Run #933 – Deliverance
Posted by p2h3hashtrash on October 8, 2009

Date: 27/9/2009
Hares: Bulimia (running) & Little Boy (walking)
Run Report: Blah Blah
And one hasher did bravely go forth. “This way appeareth shallow,” he did declare, “you need wade in waste high mud no longer for the path ist cleareth in this direction.” And the pack did marvel for it did appear so. “See,” he cried, “I toldeth you… glop, glug..aaargh”. [Hops 13:08]
It was wet. I don’t mean in the pouring rain, water around the shins wet. I mean in the slippery, groin straining, face planting, boggy swamp version of the term. It was so boggy that there were reports of water buffalo refusing to enter the same area. It was so boggy that the locals were learning the banjo and commenting on hashers’ “purty lips”. It was so boggy that at the end of the run Wannacracker threatened to bathe. It was so boggy that Comes First rolled her pants up to the unmentionables.

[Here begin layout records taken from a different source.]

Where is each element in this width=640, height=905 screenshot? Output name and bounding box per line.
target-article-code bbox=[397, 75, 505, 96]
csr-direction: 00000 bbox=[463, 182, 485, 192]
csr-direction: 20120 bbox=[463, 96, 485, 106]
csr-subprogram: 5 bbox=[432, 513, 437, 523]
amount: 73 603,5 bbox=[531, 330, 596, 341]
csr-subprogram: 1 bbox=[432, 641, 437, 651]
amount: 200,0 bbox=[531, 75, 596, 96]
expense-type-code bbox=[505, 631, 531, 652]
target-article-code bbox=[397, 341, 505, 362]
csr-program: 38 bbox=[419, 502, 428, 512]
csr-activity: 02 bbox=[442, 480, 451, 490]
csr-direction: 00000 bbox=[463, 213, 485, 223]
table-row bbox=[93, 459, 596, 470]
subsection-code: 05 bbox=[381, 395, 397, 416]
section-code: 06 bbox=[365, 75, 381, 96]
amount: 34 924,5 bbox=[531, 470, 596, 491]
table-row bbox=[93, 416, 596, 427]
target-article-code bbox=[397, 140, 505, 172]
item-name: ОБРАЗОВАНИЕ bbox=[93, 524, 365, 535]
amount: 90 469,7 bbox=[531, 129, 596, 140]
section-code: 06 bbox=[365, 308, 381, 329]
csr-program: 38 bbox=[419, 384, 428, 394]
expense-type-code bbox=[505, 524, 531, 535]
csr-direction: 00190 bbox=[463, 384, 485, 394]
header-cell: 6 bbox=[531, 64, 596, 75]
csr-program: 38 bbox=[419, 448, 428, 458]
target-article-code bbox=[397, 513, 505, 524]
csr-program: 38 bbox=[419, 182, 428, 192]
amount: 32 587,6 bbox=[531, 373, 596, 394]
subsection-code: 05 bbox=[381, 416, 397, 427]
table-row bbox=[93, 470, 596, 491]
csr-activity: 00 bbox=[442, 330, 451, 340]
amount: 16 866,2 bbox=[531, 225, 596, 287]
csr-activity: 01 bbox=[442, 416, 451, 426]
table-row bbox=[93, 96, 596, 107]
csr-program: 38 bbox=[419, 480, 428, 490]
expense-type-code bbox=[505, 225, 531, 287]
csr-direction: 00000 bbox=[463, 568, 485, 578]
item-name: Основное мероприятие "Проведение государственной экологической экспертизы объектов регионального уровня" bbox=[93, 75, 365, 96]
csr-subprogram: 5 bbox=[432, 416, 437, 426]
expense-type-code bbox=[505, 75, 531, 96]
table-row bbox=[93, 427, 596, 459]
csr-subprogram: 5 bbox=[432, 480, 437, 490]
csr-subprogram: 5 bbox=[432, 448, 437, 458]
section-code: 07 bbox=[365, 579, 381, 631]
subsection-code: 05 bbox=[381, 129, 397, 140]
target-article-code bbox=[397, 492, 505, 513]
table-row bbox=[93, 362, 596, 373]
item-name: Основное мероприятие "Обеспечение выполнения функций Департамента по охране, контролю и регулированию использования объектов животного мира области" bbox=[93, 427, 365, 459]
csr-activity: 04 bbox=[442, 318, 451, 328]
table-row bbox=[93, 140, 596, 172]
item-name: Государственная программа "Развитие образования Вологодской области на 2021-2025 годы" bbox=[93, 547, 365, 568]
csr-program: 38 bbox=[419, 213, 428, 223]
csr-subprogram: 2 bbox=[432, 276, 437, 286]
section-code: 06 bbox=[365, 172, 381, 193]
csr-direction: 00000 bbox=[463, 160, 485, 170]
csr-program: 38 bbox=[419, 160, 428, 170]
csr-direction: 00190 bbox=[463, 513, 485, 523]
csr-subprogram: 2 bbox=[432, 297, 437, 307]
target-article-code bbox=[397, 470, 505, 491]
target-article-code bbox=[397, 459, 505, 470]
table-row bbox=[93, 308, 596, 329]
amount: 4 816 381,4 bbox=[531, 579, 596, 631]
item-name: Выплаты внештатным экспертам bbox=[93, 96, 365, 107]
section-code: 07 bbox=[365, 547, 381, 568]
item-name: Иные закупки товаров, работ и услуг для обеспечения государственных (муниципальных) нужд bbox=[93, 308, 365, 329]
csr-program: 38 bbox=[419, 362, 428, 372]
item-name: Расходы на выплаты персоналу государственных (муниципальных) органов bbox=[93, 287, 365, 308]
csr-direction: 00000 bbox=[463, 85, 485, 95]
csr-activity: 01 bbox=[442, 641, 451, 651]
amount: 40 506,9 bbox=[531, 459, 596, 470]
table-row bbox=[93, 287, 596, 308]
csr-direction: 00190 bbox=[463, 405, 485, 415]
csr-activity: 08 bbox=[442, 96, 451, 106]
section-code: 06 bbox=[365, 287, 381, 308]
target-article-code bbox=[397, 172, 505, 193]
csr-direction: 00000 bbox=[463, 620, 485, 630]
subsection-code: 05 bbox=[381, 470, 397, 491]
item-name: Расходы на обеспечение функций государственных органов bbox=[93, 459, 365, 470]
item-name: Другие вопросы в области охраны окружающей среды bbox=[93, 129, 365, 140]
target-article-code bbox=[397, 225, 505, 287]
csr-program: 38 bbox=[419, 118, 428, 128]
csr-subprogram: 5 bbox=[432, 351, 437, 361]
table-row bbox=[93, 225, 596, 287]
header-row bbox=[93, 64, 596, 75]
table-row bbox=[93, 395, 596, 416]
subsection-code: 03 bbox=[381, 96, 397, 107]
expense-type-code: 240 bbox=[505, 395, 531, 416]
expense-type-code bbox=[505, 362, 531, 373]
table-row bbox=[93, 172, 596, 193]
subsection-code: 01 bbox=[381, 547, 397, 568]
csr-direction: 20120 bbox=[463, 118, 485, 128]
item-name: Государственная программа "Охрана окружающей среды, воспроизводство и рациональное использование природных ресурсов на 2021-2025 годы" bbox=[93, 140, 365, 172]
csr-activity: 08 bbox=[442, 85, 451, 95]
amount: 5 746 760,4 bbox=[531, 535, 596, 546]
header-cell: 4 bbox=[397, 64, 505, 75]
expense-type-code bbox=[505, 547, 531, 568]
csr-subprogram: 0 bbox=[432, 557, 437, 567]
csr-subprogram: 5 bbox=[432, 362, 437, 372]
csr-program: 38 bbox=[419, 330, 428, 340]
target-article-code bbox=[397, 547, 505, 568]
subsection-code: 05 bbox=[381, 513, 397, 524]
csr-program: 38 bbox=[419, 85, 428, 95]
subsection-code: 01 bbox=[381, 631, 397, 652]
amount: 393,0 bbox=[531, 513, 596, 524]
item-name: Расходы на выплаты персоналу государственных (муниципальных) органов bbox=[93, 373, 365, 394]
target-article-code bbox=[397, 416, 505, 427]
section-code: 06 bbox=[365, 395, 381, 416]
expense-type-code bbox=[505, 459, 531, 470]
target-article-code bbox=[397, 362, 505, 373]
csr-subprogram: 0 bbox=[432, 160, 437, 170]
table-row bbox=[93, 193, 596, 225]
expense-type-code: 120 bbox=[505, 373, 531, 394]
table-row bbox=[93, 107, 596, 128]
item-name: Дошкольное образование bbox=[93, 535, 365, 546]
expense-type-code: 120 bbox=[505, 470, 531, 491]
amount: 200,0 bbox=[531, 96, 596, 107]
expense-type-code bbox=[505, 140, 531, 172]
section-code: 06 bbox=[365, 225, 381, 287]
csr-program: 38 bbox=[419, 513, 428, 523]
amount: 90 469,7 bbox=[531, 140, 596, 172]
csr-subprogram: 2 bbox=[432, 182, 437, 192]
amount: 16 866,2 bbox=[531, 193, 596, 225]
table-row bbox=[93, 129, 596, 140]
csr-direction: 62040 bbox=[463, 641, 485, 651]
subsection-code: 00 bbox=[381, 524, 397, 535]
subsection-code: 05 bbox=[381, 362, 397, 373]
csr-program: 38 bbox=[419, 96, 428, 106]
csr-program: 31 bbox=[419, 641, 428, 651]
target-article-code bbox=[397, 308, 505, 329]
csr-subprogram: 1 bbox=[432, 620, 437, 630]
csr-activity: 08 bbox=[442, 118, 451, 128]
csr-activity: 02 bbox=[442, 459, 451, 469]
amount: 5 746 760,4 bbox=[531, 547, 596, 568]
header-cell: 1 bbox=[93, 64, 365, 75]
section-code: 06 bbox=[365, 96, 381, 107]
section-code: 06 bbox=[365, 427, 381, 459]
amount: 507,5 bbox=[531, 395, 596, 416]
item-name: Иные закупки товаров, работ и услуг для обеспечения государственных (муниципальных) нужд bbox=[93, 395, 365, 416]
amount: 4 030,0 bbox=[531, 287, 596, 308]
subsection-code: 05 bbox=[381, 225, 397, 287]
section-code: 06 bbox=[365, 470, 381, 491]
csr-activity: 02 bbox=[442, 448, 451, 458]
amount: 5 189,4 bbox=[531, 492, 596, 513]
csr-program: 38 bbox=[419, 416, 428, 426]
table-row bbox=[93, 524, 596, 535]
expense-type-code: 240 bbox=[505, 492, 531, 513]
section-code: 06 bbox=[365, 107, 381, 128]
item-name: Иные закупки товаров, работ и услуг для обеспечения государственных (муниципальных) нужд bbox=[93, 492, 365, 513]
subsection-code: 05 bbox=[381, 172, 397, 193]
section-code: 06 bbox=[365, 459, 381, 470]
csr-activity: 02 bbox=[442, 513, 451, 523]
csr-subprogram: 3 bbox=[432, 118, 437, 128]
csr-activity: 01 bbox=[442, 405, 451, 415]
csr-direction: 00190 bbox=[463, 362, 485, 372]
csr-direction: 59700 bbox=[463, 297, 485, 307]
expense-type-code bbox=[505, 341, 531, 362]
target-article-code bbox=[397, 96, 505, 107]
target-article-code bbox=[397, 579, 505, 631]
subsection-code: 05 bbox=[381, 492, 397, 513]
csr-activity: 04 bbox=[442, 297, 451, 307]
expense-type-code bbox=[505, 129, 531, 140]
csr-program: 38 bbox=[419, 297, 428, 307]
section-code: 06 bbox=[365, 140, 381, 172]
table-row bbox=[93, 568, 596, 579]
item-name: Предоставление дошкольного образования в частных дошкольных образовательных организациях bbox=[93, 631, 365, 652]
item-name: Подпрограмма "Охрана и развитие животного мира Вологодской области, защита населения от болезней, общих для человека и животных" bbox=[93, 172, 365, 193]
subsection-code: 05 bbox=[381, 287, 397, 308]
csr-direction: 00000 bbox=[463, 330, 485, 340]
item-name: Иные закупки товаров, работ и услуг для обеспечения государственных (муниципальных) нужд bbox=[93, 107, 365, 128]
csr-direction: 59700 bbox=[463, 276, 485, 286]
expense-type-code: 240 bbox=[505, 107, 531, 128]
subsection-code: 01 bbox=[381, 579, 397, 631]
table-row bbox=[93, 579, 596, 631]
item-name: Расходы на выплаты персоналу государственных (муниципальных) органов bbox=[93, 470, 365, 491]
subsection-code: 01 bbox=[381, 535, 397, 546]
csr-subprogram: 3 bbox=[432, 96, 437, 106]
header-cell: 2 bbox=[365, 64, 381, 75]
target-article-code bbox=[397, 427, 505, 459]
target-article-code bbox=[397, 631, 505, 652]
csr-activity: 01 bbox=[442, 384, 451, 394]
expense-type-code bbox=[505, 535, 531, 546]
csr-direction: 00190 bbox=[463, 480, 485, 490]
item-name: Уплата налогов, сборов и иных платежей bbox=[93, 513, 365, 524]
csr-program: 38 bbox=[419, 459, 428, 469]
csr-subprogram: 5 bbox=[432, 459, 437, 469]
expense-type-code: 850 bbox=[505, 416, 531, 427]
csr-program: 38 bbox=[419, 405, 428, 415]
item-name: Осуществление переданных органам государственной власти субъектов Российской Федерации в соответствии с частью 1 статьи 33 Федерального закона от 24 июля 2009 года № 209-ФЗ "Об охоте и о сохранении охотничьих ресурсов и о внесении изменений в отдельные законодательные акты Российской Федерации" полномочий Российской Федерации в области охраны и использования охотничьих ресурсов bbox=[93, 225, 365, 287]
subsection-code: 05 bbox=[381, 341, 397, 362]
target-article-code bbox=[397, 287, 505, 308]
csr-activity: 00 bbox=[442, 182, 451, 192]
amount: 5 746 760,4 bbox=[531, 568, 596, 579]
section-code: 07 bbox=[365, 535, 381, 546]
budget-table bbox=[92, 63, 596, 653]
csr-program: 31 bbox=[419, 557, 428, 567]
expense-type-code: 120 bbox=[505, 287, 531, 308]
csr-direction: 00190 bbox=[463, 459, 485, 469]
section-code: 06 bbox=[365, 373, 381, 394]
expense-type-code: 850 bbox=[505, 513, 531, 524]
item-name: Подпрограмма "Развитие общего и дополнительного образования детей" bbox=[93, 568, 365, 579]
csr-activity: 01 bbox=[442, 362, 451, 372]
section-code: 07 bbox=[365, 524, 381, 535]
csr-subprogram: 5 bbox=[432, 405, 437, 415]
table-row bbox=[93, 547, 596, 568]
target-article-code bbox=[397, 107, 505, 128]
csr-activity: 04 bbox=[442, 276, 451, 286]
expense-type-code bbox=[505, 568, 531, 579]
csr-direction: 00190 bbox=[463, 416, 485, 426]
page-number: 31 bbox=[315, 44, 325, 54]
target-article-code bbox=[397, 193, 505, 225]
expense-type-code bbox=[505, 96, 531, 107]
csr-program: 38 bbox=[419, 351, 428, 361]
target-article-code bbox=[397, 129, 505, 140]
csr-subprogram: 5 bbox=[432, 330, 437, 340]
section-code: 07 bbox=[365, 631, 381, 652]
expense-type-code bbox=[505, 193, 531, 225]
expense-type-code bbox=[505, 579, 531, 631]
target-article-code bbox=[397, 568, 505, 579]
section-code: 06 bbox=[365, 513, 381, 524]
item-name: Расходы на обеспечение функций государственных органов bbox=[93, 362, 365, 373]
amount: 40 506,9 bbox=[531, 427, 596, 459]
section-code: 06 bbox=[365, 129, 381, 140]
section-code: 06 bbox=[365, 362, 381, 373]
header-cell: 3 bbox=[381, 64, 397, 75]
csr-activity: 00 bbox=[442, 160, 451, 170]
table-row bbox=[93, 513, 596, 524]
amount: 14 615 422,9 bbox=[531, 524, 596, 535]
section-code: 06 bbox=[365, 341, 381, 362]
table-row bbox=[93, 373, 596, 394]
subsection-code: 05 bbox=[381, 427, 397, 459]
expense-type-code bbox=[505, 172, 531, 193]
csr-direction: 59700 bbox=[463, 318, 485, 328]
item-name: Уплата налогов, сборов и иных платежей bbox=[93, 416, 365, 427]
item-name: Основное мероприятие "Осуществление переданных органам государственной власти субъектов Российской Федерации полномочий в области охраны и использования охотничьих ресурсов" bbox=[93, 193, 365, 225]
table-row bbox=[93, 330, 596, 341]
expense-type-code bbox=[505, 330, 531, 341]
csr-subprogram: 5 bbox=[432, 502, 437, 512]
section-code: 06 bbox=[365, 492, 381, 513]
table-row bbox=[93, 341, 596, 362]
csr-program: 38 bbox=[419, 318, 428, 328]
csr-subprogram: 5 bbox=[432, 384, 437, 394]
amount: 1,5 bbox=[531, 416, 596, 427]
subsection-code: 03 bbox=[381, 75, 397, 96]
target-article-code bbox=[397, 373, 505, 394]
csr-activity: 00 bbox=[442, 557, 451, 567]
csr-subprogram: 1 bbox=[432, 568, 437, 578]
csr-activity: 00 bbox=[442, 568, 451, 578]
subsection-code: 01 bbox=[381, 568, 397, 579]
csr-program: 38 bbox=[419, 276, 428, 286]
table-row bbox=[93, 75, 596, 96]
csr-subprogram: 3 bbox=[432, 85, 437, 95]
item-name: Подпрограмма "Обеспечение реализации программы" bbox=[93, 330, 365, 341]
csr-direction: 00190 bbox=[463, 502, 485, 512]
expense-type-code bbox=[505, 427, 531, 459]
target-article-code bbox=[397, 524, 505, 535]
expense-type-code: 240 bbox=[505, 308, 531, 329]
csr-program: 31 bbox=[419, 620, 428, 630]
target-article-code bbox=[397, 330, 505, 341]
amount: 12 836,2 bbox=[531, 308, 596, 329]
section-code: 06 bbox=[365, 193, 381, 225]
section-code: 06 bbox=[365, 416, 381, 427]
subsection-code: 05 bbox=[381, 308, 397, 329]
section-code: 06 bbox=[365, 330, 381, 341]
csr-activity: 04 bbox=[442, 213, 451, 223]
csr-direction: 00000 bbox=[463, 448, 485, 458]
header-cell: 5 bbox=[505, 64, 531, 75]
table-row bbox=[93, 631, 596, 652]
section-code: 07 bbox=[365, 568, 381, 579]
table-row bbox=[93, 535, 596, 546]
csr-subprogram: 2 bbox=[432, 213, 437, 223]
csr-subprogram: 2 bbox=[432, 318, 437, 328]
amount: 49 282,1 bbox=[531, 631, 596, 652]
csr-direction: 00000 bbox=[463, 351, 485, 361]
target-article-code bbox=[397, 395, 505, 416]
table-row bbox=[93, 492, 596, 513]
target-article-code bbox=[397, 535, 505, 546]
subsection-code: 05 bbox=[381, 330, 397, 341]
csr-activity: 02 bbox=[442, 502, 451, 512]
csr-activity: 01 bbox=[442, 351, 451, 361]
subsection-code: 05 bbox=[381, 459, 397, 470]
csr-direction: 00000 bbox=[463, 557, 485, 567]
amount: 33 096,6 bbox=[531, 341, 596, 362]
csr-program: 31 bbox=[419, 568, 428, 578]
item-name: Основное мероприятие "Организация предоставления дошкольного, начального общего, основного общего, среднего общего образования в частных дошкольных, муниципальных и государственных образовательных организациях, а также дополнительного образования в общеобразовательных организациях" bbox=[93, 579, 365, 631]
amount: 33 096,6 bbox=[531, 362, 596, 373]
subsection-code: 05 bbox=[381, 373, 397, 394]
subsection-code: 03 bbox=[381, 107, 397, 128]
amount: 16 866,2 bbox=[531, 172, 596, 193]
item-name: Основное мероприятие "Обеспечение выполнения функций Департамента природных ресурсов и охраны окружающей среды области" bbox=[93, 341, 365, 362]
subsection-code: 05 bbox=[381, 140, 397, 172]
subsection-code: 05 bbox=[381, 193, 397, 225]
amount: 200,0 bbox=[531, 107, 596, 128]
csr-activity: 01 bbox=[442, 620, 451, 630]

The hares though were all consideration with a brisk 5 or 6 km’s of road to run along to dry out the shoes, a distance that Mr Tinkle had ‘views’ upon. Even Toxic Flop fell off the pace whilst Yogi Bra was reduced the shortcutting.

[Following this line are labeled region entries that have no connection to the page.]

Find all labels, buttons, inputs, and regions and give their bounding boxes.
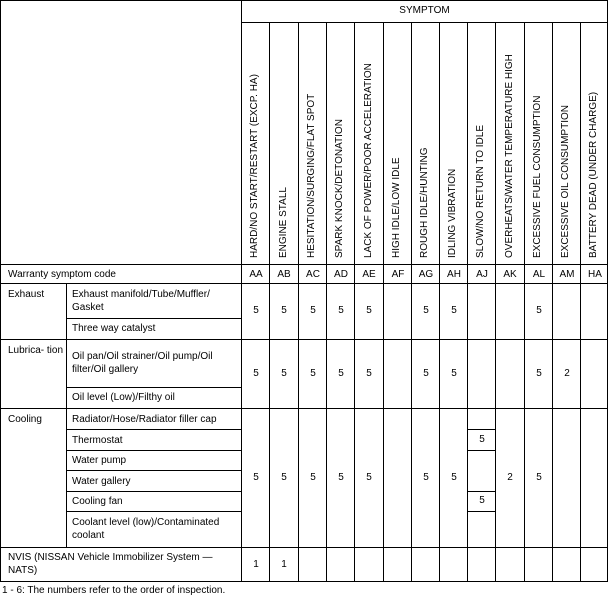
- item-coolant-level: Coolant level (low)/Contaminated coolant: [72, 517, 220, 541]
- code-cell: AM: [559, 269, 575, 280]
- footnote: 1 - 6: The numbers refer to the order of inspection.: [2, 585, 226, 596]
- item-radiator: Radiator/Hose/Radiator filler cap: [72, 414, 217, 425]
- value-cell: 2: [564, 368, 570, 379]
- symptom-label-am: EXCESSIVE OIL CONSUMPTION: [560, 105, 571, 258]
- symptom-label-al: EXCESSIVE FUEL CONSUMPTION: [532, 95, 543, 258]
- code-cell: AE: [362, 269, 376, 280]
- code-cell: AK: [503, 269, 517, 280]
- value-cell: 5: [253, 472, 259, 483]
- symptom-label-ag: ROUGH IDLE/HUNTING: [419, 147, 430, 258]
- code-cell: AB: [277, 269, 291, 280]
- value-cell: 5: [451, 305, 457, 316]
- symptom-label-aj: SLOW/NO RETURN TO IDLE: [475, 125, 486, 258]
- value-cell: 5: [423, 305, 429, 316]
- value-cell: 5: [451, 472, 457, 483]
- category-lubrication: Lubrica- tion: [8, 345, 64, 356]
- value-cell: 5: [366, 472, 372, 483]
- category-exhaust: Exhaust: [8, 289, 45, 300]
- value-cell: 5: [253, 368, 259, 379]
- value-cell: 5: [366, 305, 372, 316]
- value-cell: 5: [423, 368, 429, 379]
- value-cell: 5: [281, 472, 287, 483]
- value-cell: 5: [536, 472, 542, 483]
- value-cell: 2: [507, 472, 513, 483]
- value-cell: 5: [281, 368, 287, 379]
- value-cell: 5: [338, 305, 344, 316]
- code-cell: HA: [588, 269, 602, 280]
- item-oil-pan: Oil pan/Oil strainer/Oil pump/Oil filter/Oil gallery: [72, 351, 213, 375]
- value-cell-thermostat-aj: 5: [479, 434, 485, 445]
- symptom-label-ha: BATTERY DEAD (UNDER CHARGE): [588, 91, 599, 258]
- value-cell: 5: [536, 305, 542, 316]
- item-thermostat: Thermostat: [72, 435, 123, 446]
- item-water-pump: Water pump: [72, 455, 127, 466]
- value-cell: 5: [310, 305, 316, 316]
- warranty-code-label: Warranty symptom code: [8, 269, 116, 280]
- item-water-gallery: Water gallery: [72, 476, 131, 487]
- value-cell: 5: [253, 305, 259, 316]
- symptom-label-aa: HARD/NO START/RESTART (EXCP. HA): [249, 74, 260, 258]
- code-cell: AG: [418, 269, 434, 280]
- value-cell: 5: [423, 472, 429, 483]
- value-cell: 5: [366, 368, 372, 379]
- value-cell: 5: [281, 305, 287, 316]
- symptom-label-ab: ENGINE STALL: [278, 187, 289, 258]
- code-cell: AF: [391, 269, 405, 280]
- code-cell: AH: [447, 269, 461, 280]
- code-cell: AJ: [476, 269, 488, 280]
- symptom-label-ac: HESITATION/SURGING/FLAT SPOT: [306, 93, 317, 258]
- code-cell: AD: [334, 269, 348, 280]
- value-cell-cooling-fan-aj: 5: [479, 495, 485, 506]
- symptom-label-ad: SPARK KNOCK/DETONATION: [334, 119, 345, 258]
- symptom-label-af: HIGH IDLE/LOW IDLE: [391, 157, 402, 258]
- symptom-header: SYMPTOM: [399, 5, 450, 16]
- value-cell: 1: [253, 559, 259, 570]
- value-cell: 5: [310, 472, 316, 483]
- symptom-label-ah: IDLING VIBRATION: [447, 168, 458, 258]
- value-cell: 5: [338, 472, 344, 483]
- value-cell: 5: [310, 368, 316, 379]
- item-oil-level: Oil level (Low)/Filthy oil: [72, 392, 175, 403]
- value-cell: 5: [536, 368, 542, 379]
- code-cell: AA: [249, 269, 263, 280]
- item-three-way-catalyst: Three way catalyst: [72, 323, 156, 334]
- category-cooling: Cooling: [8, 414, 42, 425]
- symptom-label-ak: OVERHEATS/WATER TEMPERATURE HIGH: [504, 54, 515, 258]
- symptom-label-ae: LACK OF POWER/POOR ACCELERATION: [363, 63, 374, 258]
- code-cell: AC: [306, 269, 320, 280]
- code-cell: AL: [532, 269, 546, 280]
- item-exhaust-manifold: Exhaust manifold/Tube/Muffler/ Gasket: [72, 289, 210, 313]
- value-cell: 1: [281, 559, 287, 570]
- value-cell: 5: [338, 368, 344, 379]
- category-nvis: NVIS (NISSAN Vehicle Immobilizer System — NATS): [8, 552, 213, 576]
- value-cell: 5: [451, 368, 457, 379]
- item-cooling-fan: Cooling fan: [72, 496, 123, 507]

And how many hashers did we lose. One, not even close. Two, still not there. Three, yes three hashers went AWOL. One was the weekly disappearance of Phlegm, who was joined by Ugly Knees. Both made it to the last hold however in a fit of shortcutting never found the finish on this A to B run and I assume found a moto home. The other was a virgin who didn’t run or walk but stayed with the truck yet still managed to get lost (queue X-Files music).
Yes, there was ice at the end of the run.
The beer eventually arrived and the pack managed to hose itself off as best as possible and leapt into the available pool in various states of dress. Little Willy’s eldest turned out to be about 4cm too short for the shallow end however it turns out he can hop from the bottom to catch the occasional breath for quite some time. The call to the circle was made and was met by derision from May Not and Westel Wirgin upon learning that it was not be held in the pool.
The hares had managed to set up a fine meal on the upper decks of the establishment we had invaded. The pack took one look at the fine cutlery and china plates and began eating with all the etiquette of Norman yeomen after an evening of mulled wine and hot mead.
In the end the pack was delayed from leaving for GM Scoutmaster’s car had become stuck, quite fittingly, in the mud.